Rather than analyze the preferences of Volusia and Flagler residents – then provide unbiased reporting on the issues important to most – Gannett continues its long march into oblivion, choosing to make its final stand with regionalized pap and propagandized horseshit shoehorned between food reviews. . .
In my view, we are fortunate to have some of the best local reporters and investigative journalists in the business working under difficult conditions for far less than they are worth in a pursuit that is vitally important to the health of our community.
According to reports, on Monday the News-Journal’s new executive editor, John Dunbar, will assume the helm of this crippled ship with a promise of “good accountability journalism, good community journalism.”
I hope so.
Look, I’m not a media business analyst, just a concerned subscriber and voracious consumer of the news who agonizes over the botched neutering of my hometown newspaper at a time when we desperately need it.
No pressure, Mr. Dunbar. But a lot of people are counting on you. . .
Angel Daytona Beach Commissioner Stacy Cantu & The Marine Corps League
Daytona Beach City Commissioner Stacy Cantu and I have one thing in common – we are the children of former United States Marines.
As the great author Pat Conroy wrote on the death of his father, Col. Donald Conroy, USMC:
“We were raised by the men who made the United States of America the safest country on earth in the bloodiest century in all recorded history.”

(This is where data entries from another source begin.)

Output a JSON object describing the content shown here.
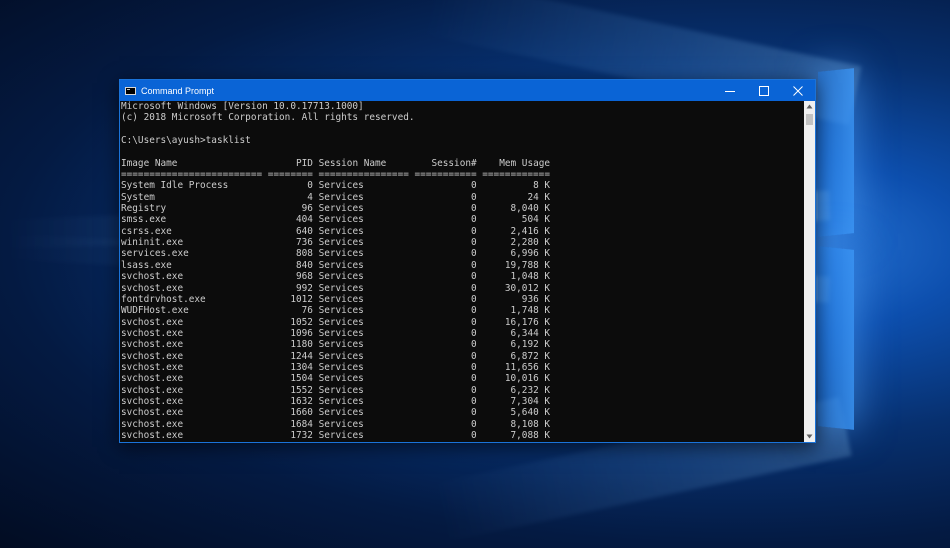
{
  "window": {
    "title": "Command Prompt",
    "minimize_glyph": "—",
    "maximize_glyph": "□",
    "close_glyph": "✕",
    "icon": "cmd-icon"
  },
  "console": {
    "header_lines": [
      "Microsoft Windows [Version 10.0.17713.1000]",
      "(c) 2018 Microsoft Corporation. All rights reserved.",
      "",
      "C:\\Users\\ayush>tasklist",
      ""
    ],
    "table_header": {
      "image_name": "Image Name",
      "pid": "PID",
      "session_name": "Session Name",
      "session_num": "Session#",
      "mem_usage": "Mem Usage"
    },
    "separator": "========================= ======== ================ =========== ============",
    "rows": [
      {
        "image": "System Idle Process",
        "pid": "0",
        "session": "Services",
        "num": "0",
        "mem": "8 K"
      },
      {
        "image": "System",
        "pid": "4",
        "session": "Services",
        "num": "0",
        "mem": "24 K"
      },
      {
        "image": "Registry",
        "pid": "96",
        "session": "Services",
        "num": "0",
        "mem": "8,040 K"
      },
      {
        "image": "smss.exe",
        "pid": "404",
        "session": "Services",
        "num": "0",
        "mem": "504 K"
      },
      {
        "image": "csrss.exe",
        "pid": "640",
        "session": "Services",
        "num": "0",
        "mem": "2,416 K"
      },
      {
        "image": "wininit.exe",
        "pid": "736",
        "session": "Services",
        "num": "0",
        "mem": "2,280 K"
      },
      {
        "image": "services.exe",
        "pid": "808",
        "session": "Services",
        "num": "0",
        "mem": "6,996 K"
      },
      {
        "image": "lsass.exe",
        "pid": "840",
        "session": "Services",
        "num": "0",
        "mem": "19,788 K"
      },
      {
        "image": "svchost.exe",
        "pid": "968",
        "session": "Services",
        "num": "0",
        "mem": "1,048 K"
      },
      {
        "image": "svchost.exe",
        "pid": "992",
        "session": "Services",
        "num": "0",
        "mem": "30,012 K"
      },
      {
        "image": "fontdrvhost.exe",
        "pid": "1012",
        "session": "Services",
        "num": "0",
        "mem": "936 K"
      },
      {
        "image": "WUDFHost.exe",
        "pid": "76",
        "session": "Services",
        "num": "0",
        "mem": "1,748 K"
      },
      {
        "image": "svchost.exe",
        "pid": "1052",
        "session": "Services",
        "num": "0",
        "mem": "16,176 K"
      },
      {
        "image": "svchost.exe",
        "pid": "1096",
        "session": "Services",
        "num": "0",
        "mem": "6,344 K"
      },
      {
        "image": "svchost.exe",
        "pid": "1180",
        "session": "Services",
        "num": "0",
        "mem": "6,192 K"
      },
      {
        "image": "svchost.exe",
        "pid": "1244",
        "session": "Services",
        "num": "0",
        "mem": "6,872 K"
      },
      {
        "image": "svchost.exe",
        "pid": "1304",
        "session": "Services",
        "num": "0",
        "mem": "11,656 K"
      },
      {
        "image": "svchost.exe",
        "pid": "1504",
        "session": "Services",
        "num": "0",
        "mem": "10,016 K"
      },
      {
        "image": "svchost.exe",
        "pid": "1552",
        "session": "Services",
        "num": "0",
        "mem": "6,232 K"
      },
      {
        "image": "svchost.exe",
        "pid": "1632",
        "session": "Services",
        "num": "0",
        "mem": "7,304 K"
      },
      {
        "image": "svchost.exe",
        "pid": "1660",
        "session": "Services",
        "num": "0",
        "mem": "5,640 K"
      },
      {
        "image": "svchost.exe",
        "pid": "1684",
        "session": "Services",
        "num": "0",
        "mem": "8,108 K"
      },
      {
        "image": "svchost.exe",
        "pid": "1732",
        "session": "Services",
        "num": "0",
        "mem": "7,088 K"
      }
    ]
  },
  "colors": {
    "titlebar": "#0a64d6",
    "console_bg": "#0c0c0c",
    "console_text": "#cccccc"
  }
}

Thanks in part to Commissioner Cantu’s extraordinary dedication to supporting veterans causes in Central Florida and beyond, next week the Marine Corps League and Military Order of the Devil Dogs will host their 2022 National Convention at the beautiful Daytona Hilton Oceanfront Resort!
For the uninitiated:
“The Marine Corps League perpetuates the traditions and spirit of ALL Marines and Navy FMF Sailors, who proudly wear or who have worn the eagle, globe and anchor of the Corps. It takes great pride in crediting its founding in 1923 to World War I hero, then Major General Commandant John A. Lejeune. It takes equal pride in its Federal Charter, approved by An Act of the Seventy-Fifth Congress of the United States of America, and signed and approved by President Franklin D. Roosevelt on August 4, 1937.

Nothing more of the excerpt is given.